時鈺轉過臉,見她合著眼眸,靠在椅背上小憩,唇角,勾起歲月靜好的笑容。
車子轉了個方向,行駛到大路,星火將車速加快了。
時鈺正想吩咐他慢一點,不要驚擾了人兒的休息。
車子突如其來的轉向,以及星火沉重的呼吸,將他的話打斷!
意外其實往往發生在一瞬間!
當猛烈的撞擊聲傳來,時鈺本能想到的,是護住旁邊的人!
然而原本在他身邊閉眼小憩的女孩兒,睜開了清冷的眸,卻是第一時間,以壓制般的力度,翻身將他護在身下!
「趴下!」
砰砰砰。
一連好幾聲的槍響,被他們避開。
星火撞開一輛擋路的麵包車,踩下油門,以極快的速度,衝出了埋伏點。
後面還有聒噪的引擎聲以及槍響,不斷的追趕著他們……
星火一刻不敢鬆懈,將油門踩到最底,趕在下一個紅燈岔路口,駕駛車子沖了出去。
時鈺一直拼命的掙扎,想要去保護藍染,但是女孩兒纖瘦的身體,恍若巨石一般難以撼動!
他大睜著眸子,看進她波瀾不驚的冷眸,其中,似有濃重的黑暗包裹。
他的喘息聲有些重,心跳隆隆作響,除了想不通,她一個女孩子竟然有這麼大力氣!
還有,那一刻被她保護在懷時候的,心中擔憂和動容。
男子漂亮的眸子有波紋晃動著,那是來自心底最深處的海浪洶湧,席捲了,他過於順遂的前半生。
滿心滿眼,只剩下,置身於他眼前的姑娘。
他只能用雙手死死的捂住她的頭,將她按在懷裡,擋風玻璃破碎,虎嘯的風灌進來,夾雜著,淡淡的血腥氣息。

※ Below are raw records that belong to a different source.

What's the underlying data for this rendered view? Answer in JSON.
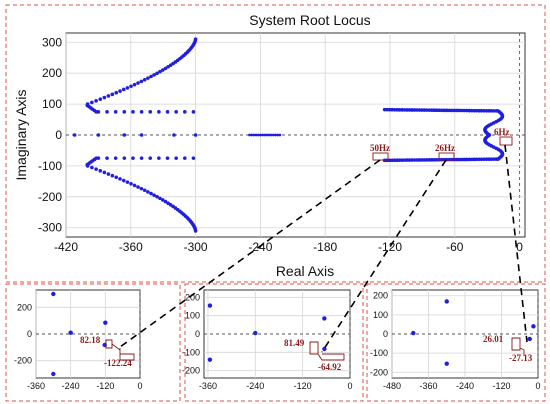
{
  "colors": {
    "points": "#1f1fe0",
    "frame": "#e0504a",
    "annotation": "#8b1a1a"
  },
  "chart_data": [
    {
      "type": "scatter",
      "title": "System Root Locus",
      "xlabel": "Real Axis",
      "ylabel": "Imaginary Axis",
      "xlim": [
        -420,
        5
      ],
      "ylim": [
        -330,
        330
      ],
      "x_ticks": [
        -420,
        -360,
        -300,
        -240,
        -180,
        -120,
        -60,
        0
      ],
      "y_ticks": [
        -300,
        -200,
        -100,
        0,
        100,
        200,
        300
      ],
      "grid": true,
      "annotations": [
        "50Hz",
        "26Hz",
        "6Hz"
      ]
    },
    {
      "type": "scatter",
      "xlim": [
        -360,
        0
      ],
      "ylim": [
        -330,
        330
      ],
      "x_ticks": [
        -360,
        -240,
        -120,
        0
      ],
      "y_ticks": [
        -200,
        0,
        200
      ],
      "points": [
        [
          -300,
          300
        ],
        [
          -300,
          -300
        ],
        [
          -240,
          10
        ],
        [
          -120,
          85
        ],
        [
          -122.24,
          -82.18
        ]
      ],
      "annotations": [
        "82.18",
        "-122.24"
      ]
    },
    {
      "type": "scatter",
      "xlim": [
        -370,
        0
      ],
      "ylim": [
        -240,
        240
      ],
      "x_ticks": [
        -360,
        -240,
        -120,
        0
      ],
      "y_ticks": [
        -200,
        -100,
        0,
        100,
        200
      ],
      "points": [
        [
          -355,
          155
        ],
        [
          -355,
          -140
        ],
        [
          -240,
          5
        ],
        [
          -65,
          85
        ],
        [
          -64.92,
          -81.49
        ]
      ],
      "annotations": [
        "81.49",
        "-64.92"
      ]
    },
    {
      "type": "scatter",
      "xlim": [
        -480,
        0
      ],
      "ylim": [
        -230,
        230
      ],
      "x_ticks": [
        -480,
        -360,
        -240,
        -120,
        0
      ],
      "y_ticks": [
        -200,
        -100,
        0,
        100,
        200
      ],
      "points": [
        [
          -300,
          170
        ],
        [
          -300,
          -155
        ],
        [
          -410,
          5
        ],
        [
          -15,
          40
        ],
        [
          -27.13,
          -26.01
        ]
      ],
      "annotations": [
        "26.01",
        "-27.13"
      ]
    }
  ]
}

時鈺摸到了一手血,當察覺來自身上的藍染時,眯起的眸子裡,陡然釋放冷光,撕裂大片的星辰宇宙,只剩下滿滿的殺機!
「星火,準備停車,和他們斗!」男子用絕對沉冷的聲音命令。
星火已將車子行駛到了郊外,後面的引擎聲似乎遠了一些。
得了命令,星火再沒有顧及,踩下油門,在車子急停之後,繞到車頭,打開引擎蓋,從暗格中,拿出了一把熱武器。
時鈺和藍染就在車裡,並沒有下去。
星火架好瞄準鏡,對著機車上的兩個人,扣動扳機。
「砰砰砰。」三聲以示警告。
機車頓時調轉方向,以逃亡的形式,和星火對拼了一場,直到射擊距離被拉遠,槍聲停止,徒留下空氣里的硝煙味兒,彌散開來。
「爺,我們安全了。」星火收了槍,第一時間聯繫救援隊。
時鈺推動身上的人兒,焦急的看著她的眼睛:「快起來,看看你的傷。」
「沒什麼,玻璃碎片刮傷而已。」藍染直起身體,淡淡的說了一句。
然而,時鈺才不管那些,轉過她的身體,撩起她身後的衣服,看見她的後背上,被碎片割了好幾道傷口,其中一道格外嚴重的,碎片還鑲嵌在翻開的肉里!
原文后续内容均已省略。